What it argues
Set in Paris in 1482, The Hunchback of Notre-Dame centers on Quasimodo — deaf, disfigured, and wholly devoted to the cathedral that is his home — and Esmeralda, a young Romani street dancer whose beauty ignites obsession in several men simultaneously: Claude Frollo, the archdeacon who raised Quasimodo and whose repressed religious fervor curdles into predatory lust; Phoebus, the vain soldier who uses Esmeralda without feeling anything for her; and Quasimodo himself, who loves her with a wordless ferocity she cannot fully see. Hugo assembles all these forces and then lets the tragedy run.
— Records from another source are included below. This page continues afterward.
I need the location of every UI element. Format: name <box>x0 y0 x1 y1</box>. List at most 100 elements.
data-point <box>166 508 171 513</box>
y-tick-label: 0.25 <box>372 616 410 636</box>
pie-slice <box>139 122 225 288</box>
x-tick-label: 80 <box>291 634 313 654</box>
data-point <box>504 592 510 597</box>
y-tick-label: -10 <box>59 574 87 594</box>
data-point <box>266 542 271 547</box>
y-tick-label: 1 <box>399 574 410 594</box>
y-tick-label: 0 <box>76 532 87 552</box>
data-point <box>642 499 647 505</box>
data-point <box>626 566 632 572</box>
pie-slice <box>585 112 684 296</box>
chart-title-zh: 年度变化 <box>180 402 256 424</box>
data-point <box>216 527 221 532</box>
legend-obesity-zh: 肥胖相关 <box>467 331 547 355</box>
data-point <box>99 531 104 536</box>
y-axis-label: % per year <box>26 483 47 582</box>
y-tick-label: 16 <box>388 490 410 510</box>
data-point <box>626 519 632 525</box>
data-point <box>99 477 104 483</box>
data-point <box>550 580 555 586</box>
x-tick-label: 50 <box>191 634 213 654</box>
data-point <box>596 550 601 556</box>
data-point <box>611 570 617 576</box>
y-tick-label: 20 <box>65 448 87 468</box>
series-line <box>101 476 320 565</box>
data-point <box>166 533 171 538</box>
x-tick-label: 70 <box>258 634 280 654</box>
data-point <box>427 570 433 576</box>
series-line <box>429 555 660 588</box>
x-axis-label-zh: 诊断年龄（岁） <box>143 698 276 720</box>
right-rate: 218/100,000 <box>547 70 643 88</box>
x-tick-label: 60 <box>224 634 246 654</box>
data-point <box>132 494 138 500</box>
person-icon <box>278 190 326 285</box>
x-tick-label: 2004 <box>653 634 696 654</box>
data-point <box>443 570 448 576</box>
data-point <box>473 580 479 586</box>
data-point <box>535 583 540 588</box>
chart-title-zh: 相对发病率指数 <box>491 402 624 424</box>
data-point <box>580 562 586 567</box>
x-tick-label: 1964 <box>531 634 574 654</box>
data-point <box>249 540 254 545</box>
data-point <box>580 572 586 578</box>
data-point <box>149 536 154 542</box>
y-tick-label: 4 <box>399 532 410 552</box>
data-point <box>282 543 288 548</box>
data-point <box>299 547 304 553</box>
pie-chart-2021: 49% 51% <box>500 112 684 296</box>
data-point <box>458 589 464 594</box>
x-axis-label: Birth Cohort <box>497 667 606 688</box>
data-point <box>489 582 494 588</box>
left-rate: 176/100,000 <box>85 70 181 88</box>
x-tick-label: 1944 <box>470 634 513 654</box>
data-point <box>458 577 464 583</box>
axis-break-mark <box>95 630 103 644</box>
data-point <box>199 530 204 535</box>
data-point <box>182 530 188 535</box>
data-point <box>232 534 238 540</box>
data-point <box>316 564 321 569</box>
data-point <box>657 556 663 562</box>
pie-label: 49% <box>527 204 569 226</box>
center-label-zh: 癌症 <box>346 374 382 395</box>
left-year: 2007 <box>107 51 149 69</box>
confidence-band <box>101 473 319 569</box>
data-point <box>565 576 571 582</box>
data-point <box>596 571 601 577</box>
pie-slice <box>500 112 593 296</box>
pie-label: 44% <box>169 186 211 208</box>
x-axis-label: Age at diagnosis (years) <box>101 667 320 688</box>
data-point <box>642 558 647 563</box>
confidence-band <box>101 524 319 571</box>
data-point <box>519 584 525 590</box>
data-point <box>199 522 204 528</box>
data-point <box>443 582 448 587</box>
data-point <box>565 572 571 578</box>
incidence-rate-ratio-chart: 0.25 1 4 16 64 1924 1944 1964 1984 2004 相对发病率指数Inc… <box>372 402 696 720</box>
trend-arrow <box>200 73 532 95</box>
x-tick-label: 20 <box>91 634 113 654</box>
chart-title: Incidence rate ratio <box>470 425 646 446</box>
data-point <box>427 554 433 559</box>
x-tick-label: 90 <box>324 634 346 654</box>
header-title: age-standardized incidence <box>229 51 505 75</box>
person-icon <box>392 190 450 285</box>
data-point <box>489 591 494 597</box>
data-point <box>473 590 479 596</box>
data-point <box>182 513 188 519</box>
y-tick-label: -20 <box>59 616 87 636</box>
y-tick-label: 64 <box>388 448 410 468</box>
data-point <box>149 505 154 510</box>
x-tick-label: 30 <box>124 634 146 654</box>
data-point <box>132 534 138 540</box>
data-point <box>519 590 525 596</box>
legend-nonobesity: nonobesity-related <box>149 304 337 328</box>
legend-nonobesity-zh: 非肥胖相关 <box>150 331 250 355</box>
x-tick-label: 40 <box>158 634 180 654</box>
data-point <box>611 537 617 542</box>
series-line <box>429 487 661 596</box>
The novel is not primarily a romance, despite its adaptations. It is an argument about fate, about how social structures crush those who fall outside them, and — most insistently — about Notre-Dame cathedral itself. Hugo wrote the book partly to arrest the building's deterioration and demolition (it worked; the novel prompted a restoration movement), and the cathedral chapters are extraordinary: the building becomes the novel's true protagonist, a stone archive of human civilization that will survive everything the characters' passions destroy.
What it gets right
- 1.
Notre-Dame cathedral is the novel's true subject: Hugo spent more time on its architecture than on any character, and it is the one thing in the book that survives intact.
- 2.
The novel's epigraph is a single Greek word, Anankè — fate — that Frollo has scratched into a cathedral wall. Everything in the book is read as the working out of that word.
- 3.
Frollo's destruction is the novel's most psychologically acute strand: a man of learning and religious authority undone by a desire he cannot name, refuses to acknowledge, and therefore cannot resist.
What it covers
Who wrote it
Victor Hugo (1802–1885) was a French poet, novelist, and playwright who dominated French Romanticism. His major works include Notre-Dame de Paris (1831), Les Misérables (1862), and the poetry collections Les Contemplations and La Légende des siècles. Hugo was a prominent political figure who opposed Napoleon III and spent nineteen years in exile on the Channel Islands, returning to France as a national hero in 1870. He remains one of the most widely translated French authors in history.